Brian has a business, with John Vaughan from Wednesbury, called JLB architectural carving and restoration, based at Four Ashes Industrial Estate in Wolverhampton.

Some of the carvings created by Brian and John have become landmarks in the region.

They include:

* Morrisons in Wednesbury, which has carved local sandstone rosettes in the car park.

* St Nicholas Church in Codsall, where they created a carved wooden gate.

* Two Portland stone carvings at the entrance of Wednesbury bus station

* St Mary's Church in Albrighton, where there is a Yorkshire sandstone cross.

* Shropshire Wildlife Trust in Shrewsbury, with four stone heads created as sensory sculptures from granite, limestone and sandstone

* Broadway College in Dudley, which has stone carvings of items such as a computer and a book made from Derbyshire stone.

The pair have also completed restoration work at Westminster Abbey, creating and restoring gargoyles and figures using Portland stone.

John, aged 55, of Hanley Street in Wednesbury also lectures in masonry at Mons Hill College in Dudley.

"There are a lot of places that need restoration work, such as churches, castles and manor houses," says John.

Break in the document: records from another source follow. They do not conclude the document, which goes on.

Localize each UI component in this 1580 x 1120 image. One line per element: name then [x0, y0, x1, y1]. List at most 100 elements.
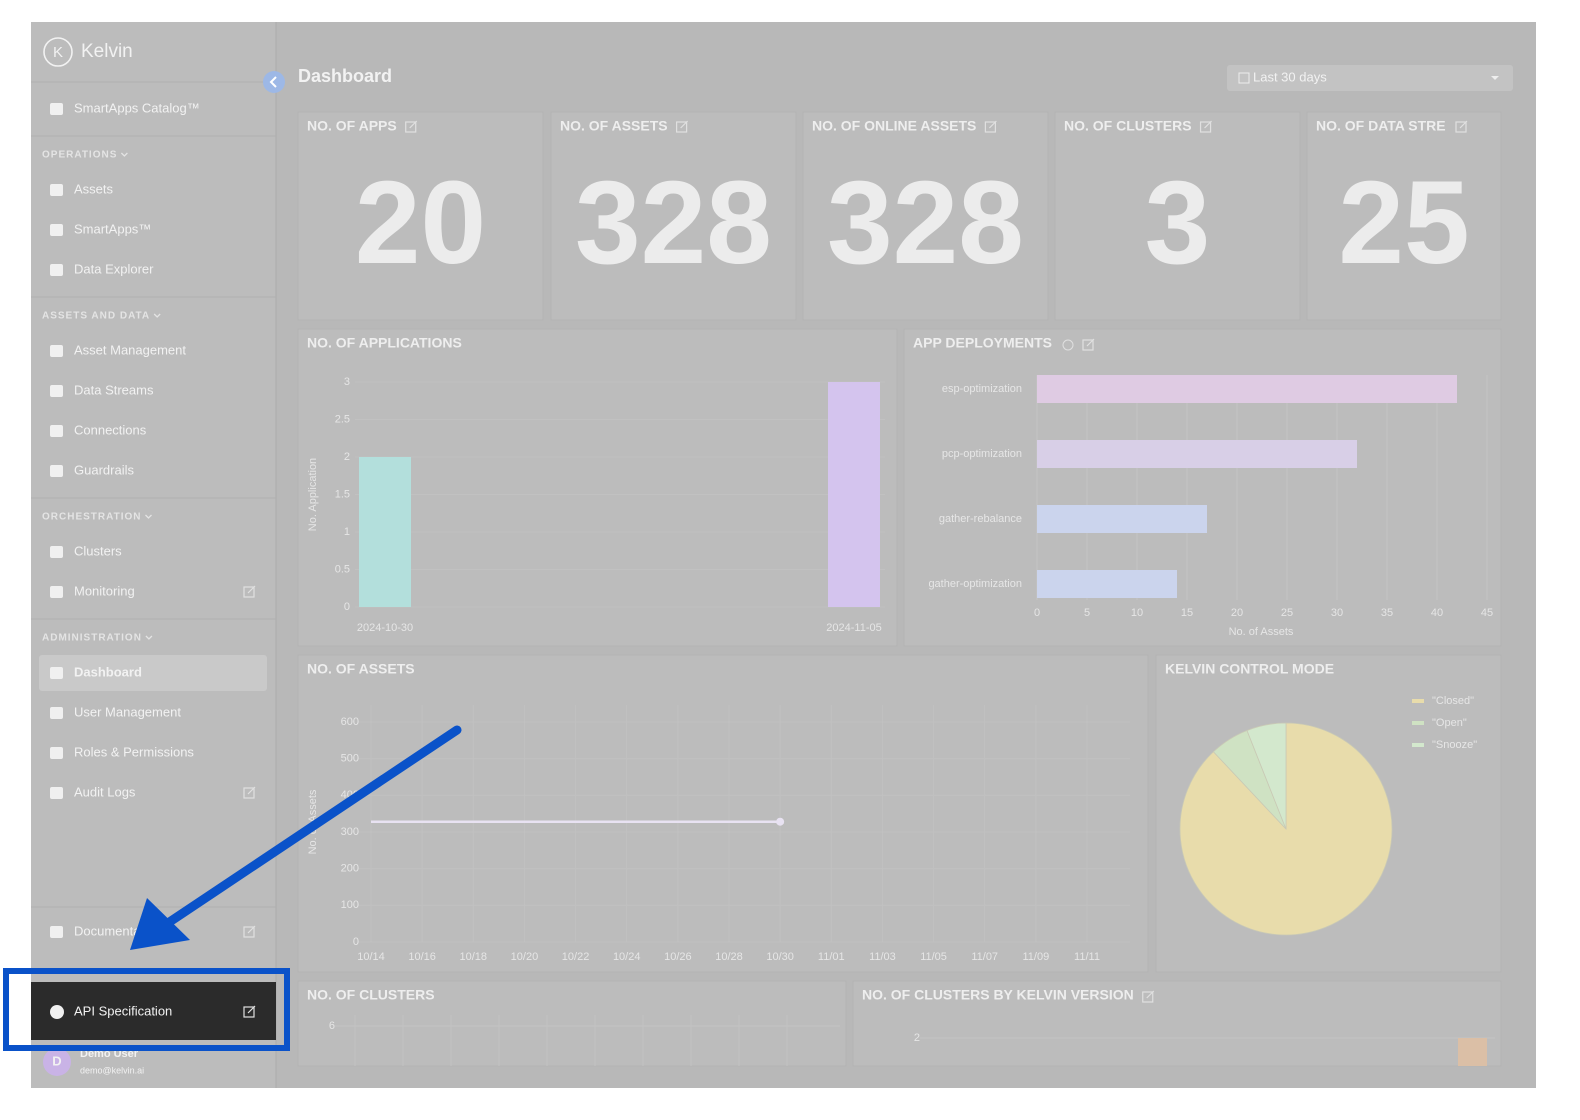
- legend-label: "Open": [1432, 717, 1467, 729]
- y-tick-label: 2: [914, 1032, 920, 1044]
- external-link-icon: [405, 121, 417, 133]
- nav-item[interactable]: Data Explorer: [74, 261, 154, 276]
- external-link-icon: [984, 121, 996, 133]
- x-tick-label: 10/16: [408, 951, 436, 963]
- x-tick-label: 11/11: [1074, 951, 1100, 963]
- chart-title: NO. OF APPLICATIONS: [307, 335, 462, 351]
- chart-card: [852, 980, 1502, 1067]
- kpi-value: 3: [1145, 157, 1211, 289]
- nav-item[interactable]: SmartApps Catalog™: [74, 100, 200, 115]
- x-tick-label: 11/03: [869, 951, 896, 963]
- chart-title: NO. OF ASSETS: [307, 661, 415, 677]
- avatar-initial: D: [52, 1053, 61, 1068]
- nav-item[interactable]: Asset Management: [74, 342, 186, 357]
- bar: [359, 457, 411, 607]
- nav-icon: [50, 926, 63, 938]
- nav-icon: [50, 546, 63, 558]
- pie-slice: [1246, 722, 1287, 830]
- calendar-icon: [1238, 72, 1250, 84]
- nav-item[interactable]: Data Streams: [74, 382, 154, 397]
- external-link-arrow: [988, 120, 997, 129]
- logo-k: K: [53, 44, 63, 61]
- section-header[interactable]: ASSETS AND DATA: [42, 311, 150, 322]
- bar: [828, 382, 880, 607]
- collapse-icon: [269, 76, 277, 88]
- x-tick-label: 10/20: [511, 951, 539, 963]
- x-tick-label: 10/18: [460, 951, 488, 963]
- highlight-box: [3, 968, 290, 1051]
- external-link-arrow: [409, 120, 418, 129]
- chevron: [153, 313, 161, 318]
- nav-item[interactable]: Connections: [74, 422, 147, 437]
- y-tick-label: 0.5: [335, 563, 350, 575]
- nav-icon: [50, 425, 63, 437]
- external-link-icon: [243, 787, 255, 799]
- nav-icon: [50, 465, 63, 477]
- external-link-arrow: [247, 585, 256, 594]
- x-tick-label: 10/14: [357, 951, 385, 963]
- x-axis-label: No. of Assets: [1229, 626, 1294, 638]
- chart-card: [297, 980, 847, 1067]
- y-tick-label: 0: [344, 601, 350, 613]
- chart-title: NO. OF CLUSTERS: [307, 987, 435, 1003]
- legend-label: "Snooze": [1432, 739, 1477, 751]
- arrow-shaft: [160, 725, 462, 930]
- section-header[interactable]: OPERATIONS: [42, 150, 117, 161]
- y-tick-label: 100: [341, 899, 359, 911]
- kpi-card: [1306, 111, 1502, 321]
- nav-item[interactable]: Monitoring: [74, 583, 135, 598]
- x-tick-label: 10/22: [562, 951, 590, 963]
- external-link-icon: [1455, 121, 1467, 133]
- kpi-title: NO. OF CLUSTERS: [1064, 118, 1192, 134]
- kpi-card: [802, 111, 1049, 321]
- nav-icon: [50, 224, 63, 236]
- x-tick-label: 35: [1381, 607, 1393, 619]
- x-tick-label: 30: [1331, 607, 1343, 619]
- nav-icon: [50, 586, 63, 598]
- y-tick-label: 2: [344, 451, 350, 463]
- x-tick-label: 10/30: [766, 951, 794, 963]
- nav-icon: [50, 707, 63, 719]
- external-link-icon: [243, 1006, 255, 1018]
- kpi-value: 25: [1338, 157, 1469, 289]
- nav-icon: [50, 184, 63, 196]
- nav-item[interactable]: SmartApps™: [74, 221, 151, 236]
- x-tick-label: 10/24: [613, 951, 641, 963]
- kpi-title: NO. OF DATA STREAMS: [1316, 118, 1477, 134]
- x-tick-label: 10/26: [664, 951, 692, 963]
- nav-item[interactable]: User Management: [74, 704, 181, 719]
- section-header[interactable]: ORCHESTRATION: [42, 512, 141, 523]
- chart-card: [297, 654, 1149, 973]
- nav-item[interactable]: Clusters: [74, 543, 122, 558]
- chart-title: KELVIN CONTROL MODE: [1165, 661, 1334, 677]
- x-tick-label: 40: [1431, 607, 1443, 619]
- bar: [1037, 375, 1457, 403]
- nav-item[interactable]: Audit Logs: [74, 784, 136, 799]
- kpi-value: 20: [355, 157, 486, 289]
- nav-item[interactable]: Roles & Permissions: [74, 744, 194, 759]
- nav-item[interactable]: Guardrails: [74, 462, 134, 477]
- date-range: Last 30 days: [1253, 69, 1327, 84]
- y-tick-label: 300: [341, 826, 359, 838]
- bar: [1458, 1038, 1487, 1066]
- chart-title: APP DEPLOYMENTS: [913, 335, 1052, 351]
- nav-item[interactable]: Assets: [74, 181, 114, 196]
- section-header[interactable]: ADMINISTRATION: [42, 633, 142, 644]
- kpi-title: NO. OF APPS: [307, 118, 397, 134]
- x-tick-label: 10/28: [715, 951, 743, 963]
- collapse-button[interactable]: [263, 71, 285, 93]
- external-link-arrow: [1459, 120, 1468, 129]
- nav-item[interactable]: Dashboard: [74, 664, 142, 679]
- date-range-select[interactable]: [1227, 65, 1513, 91]
- external-link-arrow: [1146, 990, 1155, 999]
- kpi-card: [550, 111, 797, 321]
- nav-item[interactable]: API Specification: [74, 1003, 172, 1018]
- y-tick-label: 1: [344, 526, 350, 538]
- nav-icon: [50, 667, 63, 679]
- user-email: demo@kelvin.ai: [80, 1065, 144, 1075]
- y-tick-label: pcp-optimization: [942, 448, 1022, 460]
- kpi-value: 328: [827, 157, 1024, 289]
- brand: Kelvin: [81, 41, 133, 62]
- kpi-card: [1054, 111, 1301, 321]
- kpi-value: 328: [575, 157, 772, 289]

"However, I do both modern and classical styles, so I created the stone carvings of two figures woven together which can be found on the Dudley by-pass."

The duo have also teamed up with Lindsay Welch, who lives in Worcestershire and used to work for Royal Worcester but is now a stone carver.

Brian has been involved in restoration masonry since he was 25-years-old.

"I wasn't interested in school and so in my 20s I went to work in Southampton helping masons lift the stone blocks," he says. "It wasn't long before one of them taught me how to carve the stone and I thought 'I can do this'.

"I teamed up with John when I did his course at Mons Hill College and since then we have gone from strength to strength.

"One of our main concerns is that carving of stone and wood is a dying art.

"It is difficult to get young people involved as England is really backward in training.

"John's course is not well advertised or subsidised and costs £700."

Brian says every week he has at least two phone calls from up-market builders and architects asking for carvings.

So, do Brian and John ever travel around the country to see how their carvings are standing up to the test of time?

"Quite often you are sent a drawing for a carving, you do the work, it is picked up and you have no idea where it is going," says John.

"However, a carver always knows his own work when he sees it – it is always a nice surprise to walk through a town centre, look up at the bank and see a stone carving you have done."